Beberapa saat kemudian, sepasang tangan menggerayangi perutku dari belakang dan memelukku dengan tenaga sebesar gajah. Aku yang tidak suka kemunculan mendadak lantas memberontak untuk melepaskan diri. Aku bukan benci, hanya tidak suka saja jika ada yang berhasil memacu detak jantungku. Memangnya aku tahu bulat yang digoreng dadakan?

“Ih! Bau banget. Bau, bau, bau!”

Suara yang berasal dari belakang kepala memekakkan gendang telingaku. Hampir saja aku melompat jika aku tidak tahu suara ini. Huh! Memang dasar manusia itu. Selalu saja membuat jantungku mati rasa.

Aku menoleh. Kemudian membuang muka dengan wajah malas. Aku sudah hafal dengan nada suara ini. Saat kutoleh, hal yang pertama kali kulihat adalah wajah menyebalkan dan senyuman aneh yang tergambar jelas dari wajahnya.

Sekali lagi, aku bukannya benci namun tidak suka saja. Siapa suruh memelukku sembarangan tanpa tahu waktu.

“Kamu pasti udah seminggu kan gak mandi? Pantesan bau banget udah kayak gak mandi setahun,” sambungnya.

Aku tidak peduli. Masa bodoh. Aku pura-pura tidak tahu apa pun. Hal yang penting adalah aku bisa mengakhiri drama aneh ini. Sudah cukup kepalaku dibuat pusing tujuh keliling dan berputar-putar di tempat akibat tidur yang terganggu.

Dia melepaskan pelukan. Lalu pergi setelah bersinggungan denganku. Aku tidak ingin terlalu peduli kepada dia yang mulai menjauh dari suara langkah kakinya. Pandanganku masih mengarah ke langit yang sebentar lagi akan menyambut kedatangan waktu sore. Sepertinya malam ini akan menjadi malam berawan walaupun tidak hujan.

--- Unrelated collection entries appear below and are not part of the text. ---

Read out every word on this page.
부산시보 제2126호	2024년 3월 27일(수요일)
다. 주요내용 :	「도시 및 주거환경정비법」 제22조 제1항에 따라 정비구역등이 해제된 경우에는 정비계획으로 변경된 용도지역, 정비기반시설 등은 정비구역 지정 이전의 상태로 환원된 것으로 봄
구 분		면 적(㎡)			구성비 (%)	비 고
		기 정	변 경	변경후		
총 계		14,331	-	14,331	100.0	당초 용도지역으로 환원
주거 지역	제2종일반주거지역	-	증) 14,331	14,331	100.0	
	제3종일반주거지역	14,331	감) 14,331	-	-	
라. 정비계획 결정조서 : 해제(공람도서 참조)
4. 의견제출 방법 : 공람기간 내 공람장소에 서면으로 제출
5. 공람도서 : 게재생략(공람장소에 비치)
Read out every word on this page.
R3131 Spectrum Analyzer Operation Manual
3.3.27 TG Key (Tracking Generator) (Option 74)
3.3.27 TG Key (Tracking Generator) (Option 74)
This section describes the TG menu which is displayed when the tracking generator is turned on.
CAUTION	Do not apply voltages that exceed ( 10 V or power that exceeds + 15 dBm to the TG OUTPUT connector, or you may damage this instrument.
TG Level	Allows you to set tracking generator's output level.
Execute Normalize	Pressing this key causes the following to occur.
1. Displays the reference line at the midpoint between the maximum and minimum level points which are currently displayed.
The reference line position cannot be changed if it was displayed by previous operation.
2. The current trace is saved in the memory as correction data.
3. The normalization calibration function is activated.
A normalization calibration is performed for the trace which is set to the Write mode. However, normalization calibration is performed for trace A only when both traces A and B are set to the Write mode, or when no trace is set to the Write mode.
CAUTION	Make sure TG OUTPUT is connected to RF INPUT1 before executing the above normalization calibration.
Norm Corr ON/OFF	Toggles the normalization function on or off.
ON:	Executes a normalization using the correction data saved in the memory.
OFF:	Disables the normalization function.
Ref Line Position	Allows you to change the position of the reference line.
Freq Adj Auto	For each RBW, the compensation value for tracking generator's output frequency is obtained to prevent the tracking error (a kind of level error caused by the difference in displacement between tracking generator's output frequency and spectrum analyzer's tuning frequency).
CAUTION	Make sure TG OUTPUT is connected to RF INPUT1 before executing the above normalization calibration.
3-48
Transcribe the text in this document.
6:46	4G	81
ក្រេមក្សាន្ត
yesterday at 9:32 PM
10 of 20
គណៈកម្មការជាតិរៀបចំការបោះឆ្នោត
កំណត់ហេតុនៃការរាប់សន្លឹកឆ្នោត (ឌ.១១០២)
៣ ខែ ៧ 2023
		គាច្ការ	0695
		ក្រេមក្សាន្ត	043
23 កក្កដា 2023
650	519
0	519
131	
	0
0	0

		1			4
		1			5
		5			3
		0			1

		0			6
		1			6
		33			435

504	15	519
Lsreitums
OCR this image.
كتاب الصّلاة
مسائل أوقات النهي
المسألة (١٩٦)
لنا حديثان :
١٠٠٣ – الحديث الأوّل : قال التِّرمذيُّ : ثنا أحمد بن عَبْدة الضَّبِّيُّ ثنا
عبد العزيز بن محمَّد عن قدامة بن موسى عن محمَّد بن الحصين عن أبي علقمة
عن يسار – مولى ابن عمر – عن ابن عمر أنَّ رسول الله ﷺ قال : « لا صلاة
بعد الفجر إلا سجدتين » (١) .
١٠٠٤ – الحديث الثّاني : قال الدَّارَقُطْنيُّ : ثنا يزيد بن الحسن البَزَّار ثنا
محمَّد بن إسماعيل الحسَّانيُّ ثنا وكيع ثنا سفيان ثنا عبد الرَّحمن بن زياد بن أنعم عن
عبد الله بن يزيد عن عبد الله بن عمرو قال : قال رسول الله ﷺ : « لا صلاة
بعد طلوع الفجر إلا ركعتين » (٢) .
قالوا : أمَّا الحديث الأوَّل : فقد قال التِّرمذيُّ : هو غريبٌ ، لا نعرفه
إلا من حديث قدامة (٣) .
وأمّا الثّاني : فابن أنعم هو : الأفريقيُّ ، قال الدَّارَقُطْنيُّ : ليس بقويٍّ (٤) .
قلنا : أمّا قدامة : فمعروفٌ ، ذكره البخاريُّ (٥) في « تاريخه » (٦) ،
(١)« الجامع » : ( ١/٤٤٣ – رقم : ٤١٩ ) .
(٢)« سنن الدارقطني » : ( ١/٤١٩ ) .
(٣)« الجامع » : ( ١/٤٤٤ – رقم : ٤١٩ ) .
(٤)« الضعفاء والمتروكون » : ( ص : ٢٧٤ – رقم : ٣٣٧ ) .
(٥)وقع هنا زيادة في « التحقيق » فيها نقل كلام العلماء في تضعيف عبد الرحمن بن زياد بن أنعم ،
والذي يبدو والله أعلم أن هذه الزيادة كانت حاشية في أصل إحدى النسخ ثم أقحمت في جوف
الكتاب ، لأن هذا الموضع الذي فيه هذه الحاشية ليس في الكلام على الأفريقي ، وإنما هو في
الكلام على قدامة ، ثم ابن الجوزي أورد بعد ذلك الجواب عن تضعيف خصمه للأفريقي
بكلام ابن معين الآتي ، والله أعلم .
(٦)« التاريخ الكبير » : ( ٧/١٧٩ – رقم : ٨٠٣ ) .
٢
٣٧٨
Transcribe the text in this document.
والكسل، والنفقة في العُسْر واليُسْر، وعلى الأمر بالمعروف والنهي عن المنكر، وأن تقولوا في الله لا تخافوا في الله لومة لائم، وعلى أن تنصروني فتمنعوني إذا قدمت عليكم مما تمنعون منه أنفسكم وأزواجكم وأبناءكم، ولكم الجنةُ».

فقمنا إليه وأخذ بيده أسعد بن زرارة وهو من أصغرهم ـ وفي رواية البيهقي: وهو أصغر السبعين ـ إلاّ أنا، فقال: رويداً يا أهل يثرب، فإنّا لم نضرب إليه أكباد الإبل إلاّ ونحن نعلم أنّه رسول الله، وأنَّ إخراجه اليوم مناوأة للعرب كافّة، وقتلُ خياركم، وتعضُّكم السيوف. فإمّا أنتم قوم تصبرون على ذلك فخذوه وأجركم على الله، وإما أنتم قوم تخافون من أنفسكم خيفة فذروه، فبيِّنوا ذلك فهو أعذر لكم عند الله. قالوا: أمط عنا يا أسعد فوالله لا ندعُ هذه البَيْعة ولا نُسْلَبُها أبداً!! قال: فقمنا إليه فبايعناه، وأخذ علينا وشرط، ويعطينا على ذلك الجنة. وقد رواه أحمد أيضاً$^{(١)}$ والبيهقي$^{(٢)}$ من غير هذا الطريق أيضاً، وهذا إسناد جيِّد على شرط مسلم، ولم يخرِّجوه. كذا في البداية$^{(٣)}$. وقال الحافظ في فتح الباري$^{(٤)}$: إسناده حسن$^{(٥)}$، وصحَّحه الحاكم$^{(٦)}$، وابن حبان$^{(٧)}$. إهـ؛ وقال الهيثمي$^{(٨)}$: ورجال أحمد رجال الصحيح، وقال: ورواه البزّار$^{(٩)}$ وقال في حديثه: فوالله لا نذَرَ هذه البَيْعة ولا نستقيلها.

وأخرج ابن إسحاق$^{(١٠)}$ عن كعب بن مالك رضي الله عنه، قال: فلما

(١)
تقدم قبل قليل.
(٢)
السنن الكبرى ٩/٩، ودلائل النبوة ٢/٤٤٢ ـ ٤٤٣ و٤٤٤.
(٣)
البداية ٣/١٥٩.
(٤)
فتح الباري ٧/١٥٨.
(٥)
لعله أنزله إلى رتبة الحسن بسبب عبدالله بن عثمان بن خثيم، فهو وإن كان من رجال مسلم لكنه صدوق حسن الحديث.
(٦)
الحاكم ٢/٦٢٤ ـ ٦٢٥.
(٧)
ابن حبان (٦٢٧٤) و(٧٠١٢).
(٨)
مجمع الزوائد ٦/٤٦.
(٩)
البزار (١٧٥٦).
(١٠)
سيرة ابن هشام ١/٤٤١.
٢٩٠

“Jake!” panggilnya menyebut nama insan yang menurutku terdengar tidak asing. Aku tidak merespons. Tidak ingin menoleh, bahkan ketika nama itu disebut.

“Entar kita mandi ya!” ujarnya sebelum menutup pembicaraan.

Aku hanya memutar bola mata sebagai respons. Sudah terlalu lelah ketika menghadapi manusia ini. Sudah terlalu lelah juga untuk menanggapi lawakan tidak lucu. Sungguh banyak perintah dan dia suka berbuat semaunya.

Memangnya mandi itu apa sih? Sejenis makanan kering?